Расстраивает и непрестанное жонглирование жаргонизмами снизу доверху. А могло бы преобразить Россию слово: слово, в котором красота правды. Совесть должна сопротивляться.
– Что важно для писателя?
– Ю.Б.: Писатель зависим от всей мировой культуры, но он не зависит ни от кого в отдельности. Так я дерзко сформулировал когда-то.
– Вы верующий?
– Ю.Б.: Вера – это тайна. Я крещён, читаю Библию.
– В.Б.: Мы отмечаем все церковные праздники.
– Ю.Б.: Всегда отмечаем. Но вот был ли верующим Толстой? Я думаю, Толстой — глубоко верующий человек. Перечитал «Анну Каренину», «Казаки», «Детство» и «Юность» – и во всём глубина веры.
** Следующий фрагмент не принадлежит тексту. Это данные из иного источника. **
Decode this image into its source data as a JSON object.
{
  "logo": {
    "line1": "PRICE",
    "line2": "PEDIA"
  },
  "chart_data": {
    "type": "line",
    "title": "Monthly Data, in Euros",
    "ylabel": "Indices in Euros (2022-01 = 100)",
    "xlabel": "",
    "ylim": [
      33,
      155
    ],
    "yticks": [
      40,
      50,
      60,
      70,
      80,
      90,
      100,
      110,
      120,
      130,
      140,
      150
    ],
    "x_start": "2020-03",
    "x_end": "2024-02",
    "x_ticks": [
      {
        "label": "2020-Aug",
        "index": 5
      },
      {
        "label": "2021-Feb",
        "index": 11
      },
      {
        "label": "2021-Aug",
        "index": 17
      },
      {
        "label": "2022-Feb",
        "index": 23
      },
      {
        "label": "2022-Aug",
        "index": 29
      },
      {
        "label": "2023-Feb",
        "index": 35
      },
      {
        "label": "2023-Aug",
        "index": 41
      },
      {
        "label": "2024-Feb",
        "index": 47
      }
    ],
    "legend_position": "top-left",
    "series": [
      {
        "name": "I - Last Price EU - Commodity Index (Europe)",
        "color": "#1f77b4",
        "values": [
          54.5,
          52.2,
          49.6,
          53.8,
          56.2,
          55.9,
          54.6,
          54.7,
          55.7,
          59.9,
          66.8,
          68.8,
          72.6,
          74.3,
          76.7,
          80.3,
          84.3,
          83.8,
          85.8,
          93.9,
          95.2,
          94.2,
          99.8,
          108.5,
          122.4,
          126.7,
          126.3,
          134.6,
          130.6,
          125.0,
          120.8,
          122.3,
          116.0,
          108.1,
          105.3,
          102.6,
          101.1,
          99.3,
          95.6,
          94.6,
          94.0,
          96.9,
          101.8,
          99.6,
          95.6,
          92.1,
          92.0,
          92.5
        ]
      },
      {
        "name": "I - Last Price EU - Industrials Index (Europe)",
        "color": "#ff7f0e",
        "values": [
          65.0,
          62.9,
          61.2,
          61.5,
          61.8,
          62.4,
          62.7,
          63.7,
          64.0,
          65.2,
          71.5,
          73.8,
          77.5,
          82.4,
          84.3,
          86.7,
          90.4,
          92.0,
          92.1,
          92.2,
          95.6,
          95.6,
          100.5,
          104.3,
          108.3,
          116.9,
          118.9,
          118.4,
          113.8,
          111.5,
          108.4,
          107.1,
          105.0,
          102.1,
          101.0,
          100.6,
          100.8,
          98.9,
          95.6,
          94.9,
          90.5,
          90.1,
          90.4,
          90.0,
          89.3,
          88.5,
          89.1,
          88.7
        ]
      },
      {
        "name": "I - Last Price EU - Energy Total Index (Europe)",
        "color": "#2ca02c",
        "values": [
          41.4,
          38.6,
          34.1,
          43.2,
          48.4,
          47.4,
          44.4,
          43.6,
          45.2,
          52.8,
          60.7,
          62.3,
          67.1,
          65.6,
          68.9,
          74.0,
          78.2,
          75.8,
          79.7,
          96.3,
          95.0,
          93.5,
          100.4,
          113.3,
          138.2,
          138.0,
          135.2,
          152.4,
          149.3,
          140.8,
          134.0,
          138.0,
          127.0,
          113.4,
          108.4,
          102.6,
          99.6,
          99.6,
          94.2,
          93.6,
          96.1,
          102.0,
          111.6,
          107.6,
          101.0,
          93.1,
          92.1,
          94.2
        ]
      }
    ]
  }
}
Верой дышит поэзия, к которой обращаюсь каждый день. Только сегодня вспоминал почти молитвенные строки Тютчева: «Есть в осени первоначальной короткая, но дивная пора…» Я собираю афоризмы, народные сказки, и всё ведет к одному, к тому же, в сущности, к чему и искусство, которое желает открыть извечную тайну бытия и человека.
– Что важно в жизни?
– Ю.Б.: Я слышал от прославленного полководца: «Я бы немедленно застрелился, если бы не было смысла в жизни». С детства я ощущал, что есть что-то высшее и непостижимое. Помню, в деревне дядя Федя выпроваживал меня из-за взрослого стола, и во дворе я смотрел на небо, на звезды. Оскар Уайльд после голода и тюрьмы дал такую формулу: «Все мы живём в сточной канаве, но некоторые из нас смотрят на звёзды». Печально, когда вся жизнь тонет в будничной суете. Но это так естественно, если человек родился, стремиться осознать, что такое жизнь. Твоя жизнь – это секунда в мироздании. И ты должен быть счастлив, что она тебе дана. Эта обжигающая секунда. Именно секунда – говорю с высоты прожитого.